Clanton teacher’s art selected for exhibit

Published 6:57 pm Tuesday, February 1, 2011

Julie Harrison and photographer Carl Burton with her Chilton County inspired artwork displayed at the Montgomery Museum of Fine Arts (Photo by: Krisi Parrish)

With a passion for art since the fifth grade, Julie Neussl Harrison, art teacher at Clanton Elementary School, is currently displaying her own work at the Montgomery Museum of Fine Arts.

Harrison, who completed an art degree from Huntington College in Montgomery two months ago, designed the selected piece as a final project for her last photography class.

Made with a combination of media including photographs, watercolor, acrylic and pencil assembled in a collage format, the piece is on display in the Artworks Corridor.

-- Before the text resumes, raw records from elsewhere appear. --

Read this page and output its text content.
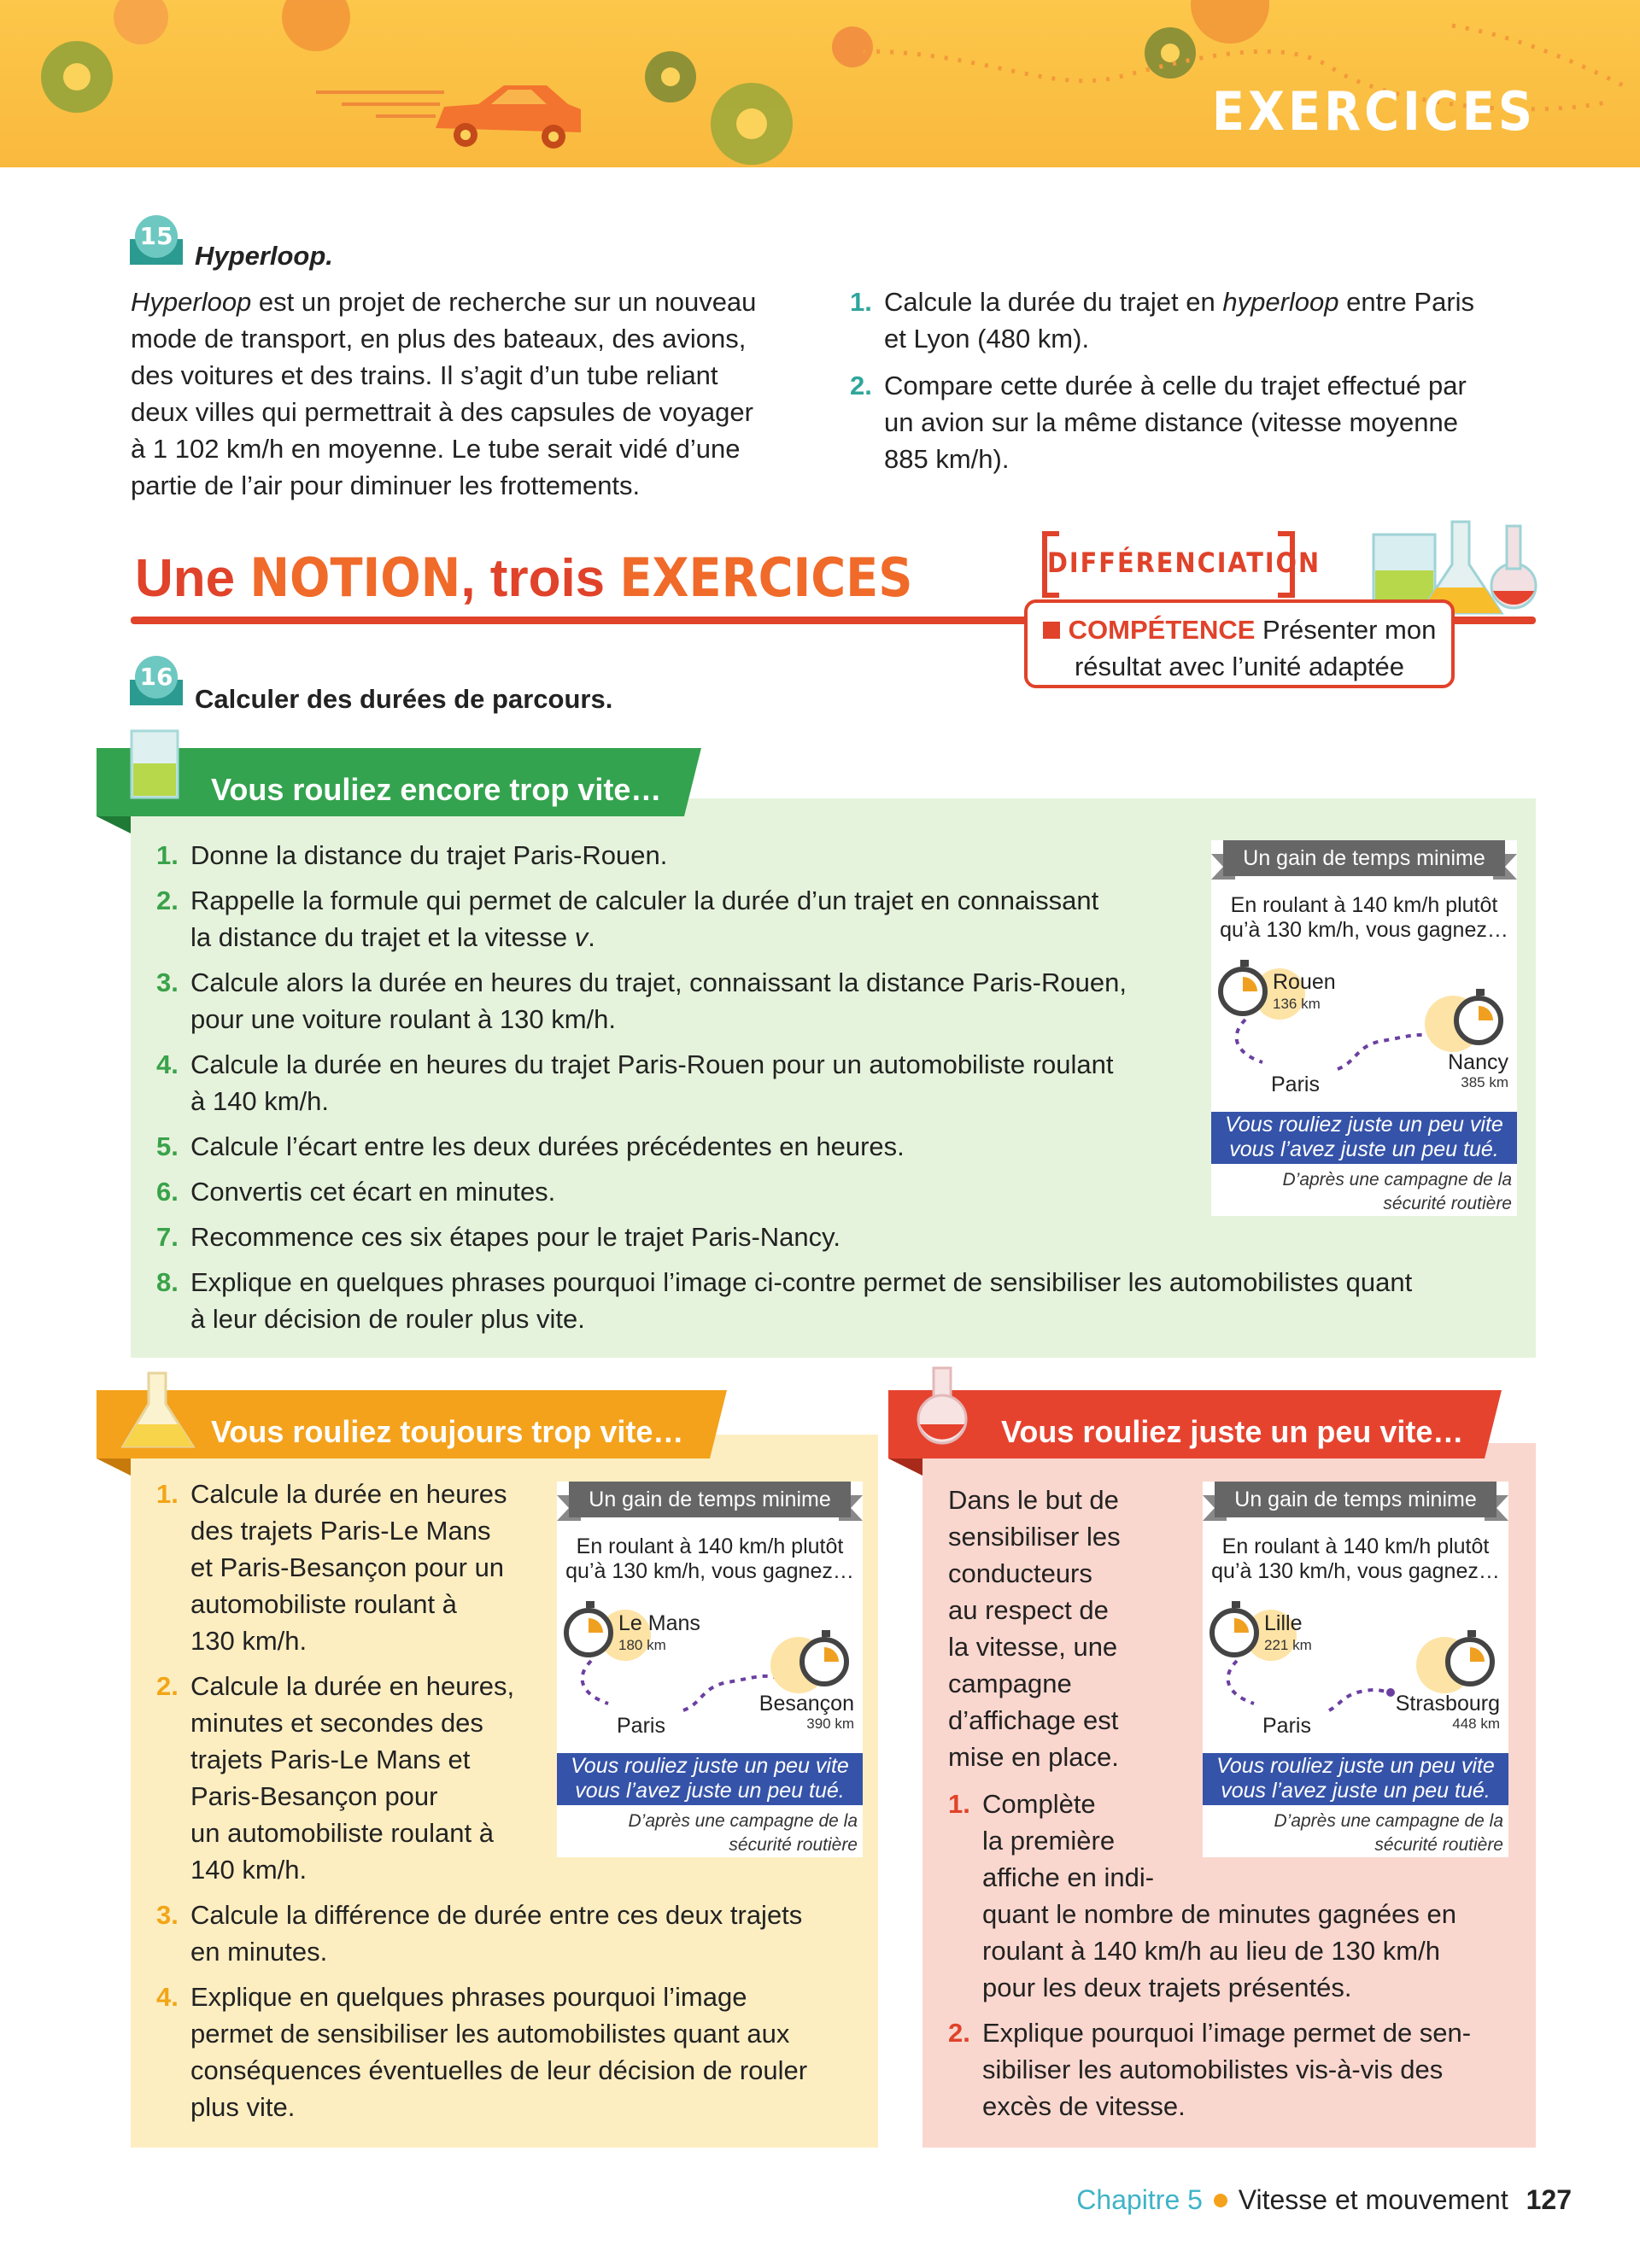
EXERCICES
15
Hyperloop.
Hyperloop est un projet de recherche sur un nouveau
mode de transport, en plus des bateaux, des avions,
des voitures et des trains. Il s’agit d’un tube reliant
deux villes qui permettrait à des capsules de voyager
à 1 102 km/h en moyenne. Le tube serait vidé d’une
partie de l’air pour diminuer les frottements.
1. Calcule la durée du trajet en hyperloop entre Paris
et Lyon (480 km).
2. Compare cette durée à celle du trajet effectué par
un avion sur la même distance (vitesse moyenne
885 km/h).
Une NOTION, trois EXERCICES	DIFFÉRENCIATION
COMPÉTENCE Présenter mon
résultat avec l’unité adaptée
16
Calculer des durées de parcours.
Vous rouliez encore trop vite…
1. Donne la distance du trajet Paris-Rouen.
2. Rappelle la formule qui permet de calculer la durée d’un trajet en connaissant
la distance du trajet et la vitesse v.
3. Calcule alors la durée en heures du trajet, connaissant la distance Paris-Rouen,
pour une voiture roulant à 130 km/h.
4. Calcule la durée en heures du trajet Paris-Rouen pour un automobiliste roulant
à 140 km/h.
5. Calcule l’écart entre les deux durées précédentes en heures.
6. Convertis cet écart en minutes.
7. Recommence ces six étapes pour le trajet Paris-Nancy.
8. Explique en quelques phrases pourquoi l’image ci-contre permet de sensibiliser les automobilistes quant
à leur décision de rouler plus vite.
Un gain de temps minime
En roulant à 140 km/h plutôt
qu’à 130 km/h, vous gagnez…
Rouen
136 km
Nancy
385 km
Paris
Vous rouliez juste un peu vite
vous l’avez juste un peu tué.
D’après une campagne de la
sécurité routière
Vous rouliez toujours trop vite…
1. Calcule la durée en heures
des trajets Paris-Le Mans
et Paris-Besançon pour un
automobiliste roulant à
130 km/h.
2. Calcule la durée en heures,
minutes et secondes des
trajets Paris-Le Mans et
Paris-Besançon pour
un automobiliste roulant à
140 km/h.
3. Calcule la différence de durée entre ces deux trajets
en minutes.
4. Explique en quelques phrases pourquoi l’image
permet de sensibiliser les automobilistes quant aux
conséquences éventuelles de leur décision de rouler
plus vite.
Un gain de temps minime
En roulant à 140 km/h plutôt
qu’à 130 km/h, vous gagnez…
Le Mans
180 km
Besançon
390 km
Paris
Vous rouliez juste un peu vite
vous l’avez juste un peu tué.
D’après une campagne de la
sécurité routière
Vous rouliez juste un peu vite…
Dans le but de
sensibiliser les
conducteurs
au respect de
la vitesse, une
campagne
d’affichage est
mise en place.
1. Complète
la première
affiche en indi-
quant le nombre de minutes gagnées en
roulant à 140 km/h au lieu de 130 km/h
pour les deux trajets présentés.
2. Explique pourquoi l’image permet de sen-
sibiliser les automobilistes vis-à-vis des
excès de vitesse.
Un gain de temps minime
En roulant à 140 km/h plutôt
qu’à 130 km/h, vous gagnez…
Lille
221 km
Strasbourg
448 km
Paris
Vous rouliez juste un peu vite
vous l’avez juste un peu tué.
D’après une campagne de la
sécurité routière
Chapitre 5 Vitesse et mouvement 127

Her piece focuses on the landscape of the Clanton Peach Tower and its surroundings.

“I knew I wanted to do something relevant to the county,” said Harrison. “This is where I work, where I graduated from, where my home is – and the peach tower says Chilton County so well.”

Harrison was accompanied by her family and friends at the opening reception.

“It was a passion of mine to finish my art degree,” said Harrison. “My professor Christopher Payne at Huntington recommended that I submit my work, and it was selected. It was such an honor.”

The student art show is held as part of the exhibition by Carl Burton, who has been a professional photographer for 30 years, and has documented the distinctive landscapes of Europe and the United States with particular focus on New York City.

Harrison began taking private art lessons at an early age from local artist Scarlet Teel. She has been teaching art to elementary students for 10 years.

Along with her art degree, Harrison has an undergraduate degree in elementary education, an education specialist degree and teacher leadership from the University of Montevallo.

“I encourage everyone to get involved in an art class,” Harrison said. “It might inspire you or spark your interest to learn more.”

The exhibit will be on display from now through March 13, 2011. The public is welcome to tour the exhibit.